Wednesday, December 29, 2021

La Muse moderne

This poem from Clark Ashton Smith (CAS) was not published in his lifetime, and is not available on The Eldritch Dark, so here's the complete text:


In muddled sleep a soused neurotic baud,
Chemised with bumwad, burps beneath the sink,
And when she farts, the whoreson bardlets think
Some new divine afflatus blows abroad.


The French title of this poem can be translated into English as "The Modern Muse".  It shares much in common with "Almost Anything", another poem from CAS which I blogged about earlier this month.  

CAS was no fan of modernist poetry, and "La Muse moderne" demonstrates both his sardonic humor and a seeming contradiction in his artistic taste.  CAS was a great admirer of Charles Baudelaire, one of the most notorious figures of the nineteenth-century French decadent movement.  One could argue that Baudelaire and his peers were not above seeking "divine afflatus" in the "muddled sleep" of  "a soused neurotic baud", and yet in "La Muse moderne" CAS wants to parody that very strain of artistic inspiration.  
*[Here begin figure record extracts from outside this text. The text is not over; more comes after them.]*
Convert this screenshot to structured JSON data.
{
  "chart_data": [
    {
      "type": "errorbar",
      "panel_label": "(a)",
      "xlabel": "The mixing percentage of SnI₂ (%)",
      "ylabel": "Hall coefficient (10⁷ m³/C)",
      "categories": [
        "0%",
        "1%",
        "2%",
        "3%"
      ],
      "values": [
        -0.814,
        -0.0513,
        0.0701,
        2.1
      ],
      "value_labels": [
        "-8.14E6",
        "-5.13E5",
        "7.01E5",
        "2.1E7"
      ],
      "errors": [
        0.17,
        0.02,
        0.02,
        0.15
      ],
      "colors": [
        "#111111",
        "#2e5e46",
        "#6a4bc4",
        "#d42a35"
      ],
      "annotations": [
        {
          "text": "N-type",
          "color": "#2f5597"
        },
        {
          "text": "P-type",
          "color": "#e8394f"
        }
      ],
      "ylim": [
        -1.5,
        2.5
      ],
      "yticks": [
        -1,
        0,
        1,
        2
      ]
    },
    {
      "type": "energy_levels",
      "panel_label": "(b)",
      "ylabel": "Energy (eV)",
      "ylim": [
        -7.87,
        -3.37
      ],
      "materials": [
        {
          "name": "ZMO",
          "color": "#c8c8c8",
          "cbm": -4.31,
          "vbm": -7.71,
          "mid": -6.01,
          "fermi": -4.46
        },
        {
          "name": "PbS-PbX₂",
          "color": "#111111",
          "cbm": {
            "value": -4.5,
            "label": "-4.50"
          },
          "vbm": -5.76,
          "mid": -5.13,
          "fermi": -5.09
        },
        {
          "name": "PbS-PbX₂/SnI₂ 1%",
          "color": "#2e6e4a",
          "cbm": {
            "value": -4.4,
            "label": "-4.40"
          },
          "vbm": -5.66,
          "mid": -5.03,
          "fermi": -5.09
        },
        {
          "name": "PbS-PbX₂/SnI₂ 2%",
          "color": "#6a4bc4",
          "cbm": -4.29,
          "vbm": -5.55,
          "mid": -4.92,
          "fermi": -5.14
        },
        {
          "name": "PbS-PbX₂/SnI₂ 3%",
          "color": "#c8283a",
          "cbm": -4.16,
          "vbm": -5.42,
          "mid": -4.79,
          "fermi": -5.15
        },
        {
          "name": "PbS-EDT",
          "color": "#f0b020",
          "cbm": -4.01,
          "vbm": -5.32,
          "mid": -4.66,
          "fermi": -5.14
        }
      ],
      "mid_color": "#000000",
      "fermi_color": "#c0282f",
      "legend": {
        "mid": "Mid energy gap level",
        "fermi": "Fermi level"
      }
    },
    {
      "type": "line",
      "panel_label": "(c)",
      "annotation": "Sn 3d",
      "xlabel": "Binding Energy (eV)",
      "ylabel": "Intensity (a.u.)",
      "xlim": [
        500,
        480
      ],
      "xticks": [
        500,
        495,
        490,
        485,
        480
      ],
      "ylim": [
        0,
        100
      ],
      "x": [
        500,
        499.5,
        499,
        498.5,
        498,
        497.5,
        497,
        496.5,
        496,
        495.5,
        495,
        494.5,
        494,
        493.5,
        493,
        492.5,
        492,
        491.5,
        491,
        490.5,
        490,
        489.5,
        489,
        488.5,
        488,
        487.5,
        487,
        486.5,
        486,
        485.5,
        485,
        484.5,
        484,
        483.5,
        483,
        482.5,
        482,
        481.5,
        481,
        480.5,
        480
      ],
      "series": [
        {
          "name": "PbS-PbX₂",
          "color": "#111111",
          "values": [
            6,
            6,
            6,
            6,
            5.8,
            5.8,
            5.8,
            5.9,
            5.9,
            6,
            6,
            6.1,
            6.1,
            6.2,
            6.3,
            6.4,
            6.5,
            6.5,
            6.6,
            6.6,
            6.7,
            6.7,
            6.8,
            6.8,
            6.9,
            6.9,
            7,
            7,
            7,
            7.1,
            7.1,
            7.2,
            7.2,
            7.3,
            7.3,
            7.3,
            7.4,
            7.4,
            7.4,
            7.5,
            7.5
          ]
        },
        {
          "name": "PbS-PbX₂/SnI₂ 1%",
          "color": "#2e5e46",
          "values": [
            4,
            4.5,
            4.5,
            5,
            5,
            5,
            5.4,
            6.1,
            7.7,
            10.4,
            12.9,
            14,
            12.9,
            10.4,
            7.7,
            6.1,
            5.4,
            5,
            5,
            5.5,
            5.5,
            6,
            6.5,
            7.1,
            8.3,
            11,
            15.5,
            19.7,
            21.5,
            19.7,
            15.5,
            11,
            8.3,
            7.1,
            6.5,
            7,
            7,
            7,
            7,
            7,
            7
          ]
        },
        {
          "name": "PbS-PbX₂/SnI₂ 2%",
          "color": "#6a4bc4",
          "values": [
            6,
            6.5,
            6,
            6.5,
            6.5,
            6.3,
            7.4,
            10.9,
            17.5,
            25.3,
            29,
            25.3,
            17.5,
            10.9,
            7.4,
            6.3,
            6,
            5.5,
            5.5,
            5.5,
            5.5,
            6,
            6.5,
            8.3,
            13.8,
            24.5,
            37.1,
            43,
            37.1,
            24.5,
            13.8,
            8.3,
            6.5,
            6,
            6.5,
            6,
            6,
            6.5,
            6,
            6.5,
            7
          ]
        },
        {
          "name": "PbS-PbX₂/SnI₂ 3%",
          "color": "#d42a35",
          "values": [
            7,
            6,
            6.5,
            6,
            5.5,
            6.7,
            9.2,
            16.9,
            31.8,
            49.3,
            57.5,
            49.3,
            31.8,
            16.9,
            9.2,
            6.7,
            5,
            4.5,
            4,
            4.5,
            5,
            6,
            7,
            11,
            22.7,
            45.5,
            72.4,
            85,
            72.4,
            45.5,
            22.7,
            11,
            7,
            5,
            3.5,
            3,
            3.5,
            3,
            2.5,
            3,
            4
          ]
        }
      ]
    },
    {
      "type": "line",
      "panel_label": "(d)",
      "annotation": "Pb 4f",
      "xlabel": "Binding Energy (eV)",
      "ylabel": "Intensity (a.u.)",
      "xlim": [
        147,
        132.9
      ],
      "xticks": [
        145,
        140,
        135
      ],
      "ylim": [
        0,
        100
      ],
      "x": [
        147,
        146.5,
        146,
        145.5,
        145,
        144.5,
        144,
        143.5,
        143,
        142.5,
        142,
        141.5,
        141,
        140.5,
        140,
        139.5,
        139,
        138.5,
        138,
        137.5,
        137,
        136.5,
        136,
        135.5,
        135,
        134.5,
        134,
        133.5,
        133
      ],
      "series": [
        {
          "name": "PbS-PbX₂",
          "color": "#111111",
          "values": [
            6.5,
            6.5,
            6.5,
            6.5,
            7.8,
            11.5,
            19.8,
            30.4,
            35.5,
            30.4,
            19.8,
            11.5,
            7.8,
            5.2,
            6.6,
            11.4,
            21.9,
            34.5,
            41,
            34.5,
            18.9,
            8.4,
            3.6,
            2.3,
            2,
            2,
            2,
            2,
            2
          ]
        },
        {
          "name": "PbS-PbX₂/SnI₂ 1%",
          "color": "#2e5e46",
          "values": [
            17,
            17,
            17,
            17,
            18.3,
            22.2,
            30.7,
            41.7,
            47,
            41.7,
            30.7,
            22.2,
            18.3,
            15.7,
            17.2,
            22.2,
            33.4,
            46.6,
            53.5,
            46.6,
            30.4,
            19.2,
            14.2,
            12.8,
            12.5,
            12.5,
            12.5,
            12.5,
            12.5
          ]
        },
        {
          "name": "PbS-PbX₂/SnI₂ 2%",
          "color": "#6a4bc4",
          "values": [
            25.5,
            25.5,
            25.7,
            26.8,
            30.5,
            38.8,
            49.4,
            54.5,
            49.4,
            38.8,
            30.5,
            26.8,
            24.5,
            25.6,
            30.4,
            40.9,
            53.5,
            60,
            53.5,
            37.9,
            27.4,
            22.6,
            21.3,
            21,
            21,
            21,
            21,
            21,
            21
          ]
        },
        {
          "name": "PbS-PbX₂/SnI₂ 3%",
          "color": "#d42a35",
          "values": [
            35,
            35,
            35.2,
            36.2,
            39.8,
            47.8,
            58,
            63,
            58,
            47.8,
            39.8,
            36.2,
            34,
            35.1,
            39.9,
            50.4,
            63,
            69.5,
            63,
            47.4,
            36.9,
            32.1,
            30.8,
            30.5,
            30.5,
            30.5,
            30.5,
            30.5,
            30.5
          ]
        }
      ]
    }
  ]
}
I think CAS did not give modernist poetry the consideration it deserved; as with all artistic movements, modernism produced some awful things, but there are some truly inspired works that emerged from the same movement.  One need look no further than the verse of CAS' California contemporary Robinson Jeffers to see that the modernist impulse was capable of creating true poetry.